Obsidian makes an effort to justify some of these pecularities, with prefabricated buildings and mass produced corporate crud explaining the repetitive spaces and mediocre equipment variety.
But the more time I spend playing the game, the more I notice the cracks in the facade. It starts to feel rote after a while — you can only shoot the same collection of enemies with the same weapons in the same interiors so many times before fatigue sets in.
If you haven't spent too much time with Obsidian's older properties, The Outer Worlds is as good an entry point as any. But if you've seen the best they have to offer, it's worth waiting for a sale. You can still pick it up on Microsoft's Game Pass for a dollar, but I don't know how long that deal will last.

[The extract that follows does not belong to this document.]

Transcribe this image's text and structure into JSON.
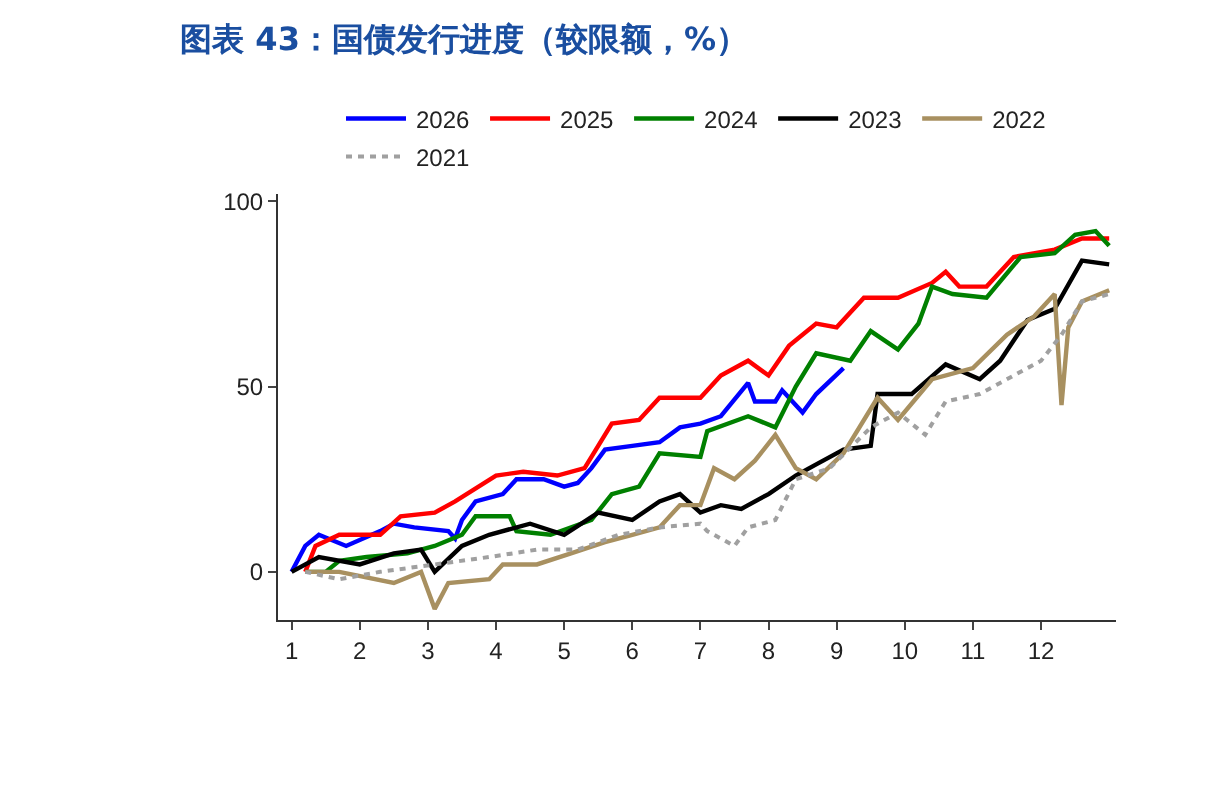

EDIT: This is something of an afterthought, but the game's plot is literally just Hanlon's Razor applied to a solar system. Because it is ultimately the forces of impotent greed and incompetence versus the forces of ideological purity and shortsightedness, it becomes harder and harder to take the conflicts seriously. There are very few characters with a vision *and* the will to pursue it, much less as actual antagonists. There is no Caesar here — only a dozen Crockers and Swanks.